Cells plated on coverslip slides (1000 cells/well), were loaded with 2 μM Fura-2-AM at 37 °C for 20 min, in epithelial cell saline (final volume 1000 µL). Slides were placed on an inverted microscope (Nikon Diaphot, Nikon Canada, Mississauga, Canada) equipped for cell population fluorescence measurements using a photometric detection system (Photon Technologies International, Ontario, Canada). The sample was alternatively illuminated (t = 10 samples per second) by monochromatic light (at 340 and 380 nm wavelengths), for 100 s after toxin exposure, through a × 40 oil immersion objective (Nikon Diaphot). Then additional 120 s exposures were taken every 10 min for 60 min. The emitted fluorescence was passed through a dichroic beam splitter, filtered and the signal captured by a photometric detector. For presentation, the fluorescent ratios (F340/F380) of treated cells were compared to untreated cells.

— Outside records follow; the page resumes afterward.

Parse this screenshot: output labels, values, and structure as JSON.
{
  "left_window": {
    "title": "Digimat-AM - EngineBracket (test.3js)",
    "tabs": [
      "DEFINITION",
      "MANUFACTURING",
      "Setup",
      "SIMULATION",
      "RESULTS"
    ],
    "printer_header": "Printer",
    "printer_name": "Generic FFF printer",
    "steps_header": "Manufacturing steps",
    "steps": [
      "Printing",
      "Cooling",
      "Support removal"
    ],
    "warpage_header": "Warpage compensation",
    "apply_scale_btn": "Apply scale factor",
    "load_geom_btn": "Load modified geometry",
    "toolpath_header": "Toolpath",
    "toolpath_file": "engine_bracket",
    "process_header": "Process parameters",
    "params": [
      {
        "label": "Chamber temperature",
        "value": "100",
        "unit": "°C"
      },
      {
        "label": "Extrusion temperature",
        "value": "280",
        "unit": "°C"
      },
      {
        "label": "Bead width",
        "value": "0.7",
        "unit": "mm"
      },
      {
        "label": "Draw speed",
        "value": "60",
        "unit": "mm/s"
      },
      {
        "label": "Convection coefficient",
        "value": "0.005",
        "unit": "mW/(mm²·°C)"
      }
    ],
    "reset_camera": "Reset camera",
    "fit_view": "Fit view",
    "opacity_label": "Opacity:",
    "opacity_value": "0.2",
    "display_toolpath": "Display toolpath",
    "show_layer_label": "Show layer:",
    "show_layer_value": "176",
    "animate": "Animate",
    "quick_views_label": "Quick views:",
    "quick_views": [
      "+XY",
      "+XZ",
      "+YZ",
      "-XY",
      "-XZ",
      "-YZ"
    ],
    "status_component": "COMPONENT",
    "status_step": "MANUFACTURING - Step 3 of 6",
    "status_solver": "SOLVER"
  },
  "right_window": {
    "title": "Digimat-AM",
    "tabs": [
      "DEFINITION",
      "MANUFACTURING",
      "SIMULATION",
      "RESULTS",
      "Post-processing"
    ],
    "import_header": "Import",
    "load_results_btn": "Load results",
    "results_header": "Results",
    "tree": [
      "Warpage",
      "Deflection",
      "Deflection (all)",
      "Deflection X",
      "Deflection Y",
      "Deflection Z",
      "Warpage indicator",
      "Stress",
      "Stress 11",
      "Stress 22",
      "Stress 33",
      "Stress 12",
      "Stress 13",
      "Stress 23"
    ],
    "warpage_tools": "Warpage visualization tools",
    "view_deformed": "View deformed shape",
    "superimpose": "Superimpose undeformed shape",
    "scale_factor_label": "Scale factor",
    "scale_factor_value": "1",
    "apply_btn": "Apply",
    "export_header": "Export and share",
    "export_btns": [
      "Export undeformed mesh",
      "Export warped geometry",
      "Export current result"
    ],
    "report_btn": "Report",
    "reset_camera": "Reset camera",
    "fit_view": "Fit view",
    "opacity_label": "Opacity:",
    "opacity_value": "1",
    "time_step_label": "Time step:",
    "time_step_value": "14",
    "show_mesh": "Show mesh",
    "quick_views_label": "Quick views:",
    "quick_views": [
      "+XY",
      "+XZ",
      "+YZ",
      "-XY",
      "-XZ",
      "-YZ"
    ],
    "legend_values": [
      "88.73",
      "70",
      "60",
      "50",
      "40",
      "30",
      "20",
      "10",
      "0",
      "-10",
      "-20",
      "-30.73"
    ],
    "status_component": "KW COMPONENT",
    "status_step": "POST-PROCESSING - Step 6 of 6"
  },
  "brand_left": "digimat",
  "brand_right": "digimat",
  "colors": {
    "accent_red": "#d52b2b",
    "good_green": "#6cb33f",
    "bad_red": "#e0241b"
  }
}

4.7. Lawn Assay for STEC-Secreted Proteins

A bovine colonic cell line was developed in our laboratory and maintained in DMEM supplemented with fetal bovine serum (HyClone, Thermo scientific, Canada) 10%, 50 µg/mL gentamicin. The lawn assay was used to compare the toxicity of secreted cytotoxins from the STECs to cells. The lawn assay was performed using the cytotoxins from STECs as described previously [39]. Briefly, a 1% SeaKem Agarose (Mandel Scientific, Guelph, Ontario, Canada) support gel was poured into a petri dish. Next, the lawn agarose (3 mL of 3.7% SeaPlaque agarose (Mandel Scientific, Guelph, Canada) was mixed with 3 mL of cell suspension and poured over the support agarose. Each toxin dilution (3 μL) was applied, and the treated lawn was incubated for 4 h under standard culture conditions. The amount of total cytotoxin applied was 3 µL of the range of threshold doses previously reported for lineage 1, lineage 2 and intermediate lineages STECs [39]. The lawn was stained with 0.1% trypan blue (Sigma-Aldrich) and de-stained using 1.84% KCl. Plates were scored the same day, and the amount of cytotoxin activity was defined as the threshold dose (ng) of secreted proteins in the dilution series to cause a blue spot on the lawn.

4.8. Statistical Analysis

Statistical analyses were conducted utilizing a repeated measures design for evaluating the impact of the prebiotic and probiotic application on STEC shedding (SYSTAT 10.2.01). Analysis was performed utilizing the Pearson Chi-square test to evaluate the differences in STEC toxins to cause cell blebbing and loss of monolayer integrity. This analysis was also performed to compare the activities of the mycotoxin extracts in the absence and presence of the prebiotic/probiotic treatment. An ANOVA was conducted to compare the calcium responses of the bovine liver cells to the secreted STEC toxins in the absence and presence of aflatoxin and fumonisin. Finally, an ANOVA was conducted to compare the cytotoxicity of the STEC-secreted toxins in the absence and presence of aflatoxin.

5. Conclusions

The current study determined that STEC co-infections are associated with HE cases in calves less than one month old. Comparisons of virulent STECs with avirulent O157 STECs used in experimental challenge studies suggest that aggregative and diffuse patterns of adherence together with the ability to disrupt cell monolayers is critical for the development of serious disease. Exposing calves to 1–3 ppb aflatoxin and 50–350 ppb fumonisin in the calf feed ration promoted STEC-associated HE outbreaks. Inclusion of 0.02 ppb aflatoxin in the growth media of STECs resulted in greater cytotoxin production and cytotoxicity in vitro supporting a role for mycotoxins in STEC pathogenesis. The OI-122 encoded nleB gene was present in all virulent STEC, but not in avirulent STECs. The nleA, nleD, nleE, nleF, nleG genes were also associated with one or more of the virulent STEC co-infections. The nleH gene was uniquely associated with HE cases where there was no warning prior to calf death. The eae, stx1 and stx2 genes were present in all STECs suggesting that these genes may be required for initiation of infection, but not for the development of serious disease in cattle. Application of Celmanax®/Dairyman’s Choice™ to the calves eliminated STEC shedding and the morbidity/mortality losses.